Он прошагал чуть дальше по Гюртелю и зашел в эспрессо «Глория».
У Пирошки, когда он с еврейским акцентом комментировал карточную партию, все смеялись, однако в «Глории», где его не знали, он очень скоро стал действовать картежникам на нервы. Враждебность нарастала, но Эрих все еще воспринимал ее как часть игры, хотя его незатейливые реплики никого здесь не веселили.
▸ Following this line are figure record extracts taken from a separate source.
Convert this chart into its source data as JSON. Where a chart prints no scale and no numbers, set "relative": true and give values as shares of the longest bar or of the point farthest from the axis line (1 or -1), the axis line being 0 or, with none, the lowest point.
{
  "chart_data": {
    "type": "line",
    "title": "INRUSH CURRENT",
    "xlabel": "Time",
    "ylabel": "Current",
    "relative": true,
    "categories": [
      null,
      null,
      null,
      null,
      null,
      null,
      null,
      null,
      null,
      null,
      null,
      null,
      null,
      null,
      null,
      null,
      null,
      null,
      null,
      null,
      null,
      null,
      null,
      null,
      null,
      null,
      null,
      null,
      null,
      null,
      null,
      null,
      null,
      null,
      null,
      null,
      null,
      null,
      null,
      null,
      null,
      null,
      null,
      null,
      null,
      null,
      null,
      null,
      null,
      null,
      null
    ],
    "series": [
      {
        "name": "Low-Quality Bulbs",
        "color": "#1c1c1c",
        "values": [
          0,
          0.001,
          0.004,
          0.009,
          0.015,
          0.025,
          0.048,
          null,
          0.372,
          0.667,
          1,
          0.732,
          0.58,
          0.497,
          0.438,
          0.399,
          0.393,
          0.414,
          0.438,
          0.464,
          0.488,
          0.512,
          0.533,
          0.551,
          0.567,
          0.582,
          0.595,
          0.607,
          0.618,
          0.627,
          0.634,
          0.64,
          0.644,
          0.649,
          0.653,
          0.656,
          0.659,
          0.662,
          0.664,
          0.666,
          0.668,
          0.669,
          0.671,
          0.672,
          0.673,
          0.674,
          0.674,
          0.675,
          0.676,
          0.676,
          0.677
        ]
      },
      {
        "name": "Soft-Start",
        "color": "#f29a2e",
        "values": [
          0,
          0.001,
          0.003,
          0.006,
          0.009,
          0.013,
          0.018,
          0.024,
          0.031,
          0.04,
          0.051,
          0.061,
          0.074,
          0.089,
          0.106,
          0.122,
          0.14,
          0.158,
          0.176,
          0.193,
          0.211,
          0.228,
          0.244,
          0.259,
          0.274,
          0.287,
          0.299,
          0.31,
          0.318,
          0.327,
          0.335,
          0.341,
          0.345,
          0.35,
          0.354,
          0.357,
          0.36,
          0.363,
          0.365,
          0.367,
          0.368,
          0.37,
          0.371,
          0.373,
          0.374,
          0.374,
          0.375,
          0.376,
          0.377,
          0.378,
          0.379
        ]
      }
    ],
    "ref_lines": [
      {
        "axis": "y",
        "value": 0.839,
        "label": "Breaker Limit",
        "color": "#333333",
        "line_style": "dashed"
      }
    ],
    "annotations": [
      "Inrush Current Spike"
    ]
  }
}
А когда в «Глорию» заявился еще один завсегдатай «Пирошки», увидел Эриха и громко поздоровался, назвав его директором Грюном, присутствующим стало совершенно ясно: этот болельщик — еврей.
Данный факт, надо сказать, постарались замять или, во всяком случае, оставить без внимания, но Эрих стал жертвой вспышки антисемитизма в Австрии, впервые после восстановления республики. Хотя тумаки, тычки и затрещины, какими господа Шандль, Веверка и Досталь награждали мнимого Грюна, были в таких кругах и в таких местах самым обычным делом, при этом они не скупились на возгласы вроде «жидовская морда», «грязный жиденок» и «жид пархатый». Конечно, ни разбитая до крови губа, ни сломанное ребро не стали причиной смерти, здесь только «слегка попахивало убийством». Возвращение Эриха к беспомощному литературному немецкому — «Господа, прошу вас!» — ничего не дало, равно как и последующее безмолвное отступление и примирительные жесты, которые еще усилили антисемитские предрассудки: евреи всегда бурно жестикулируют.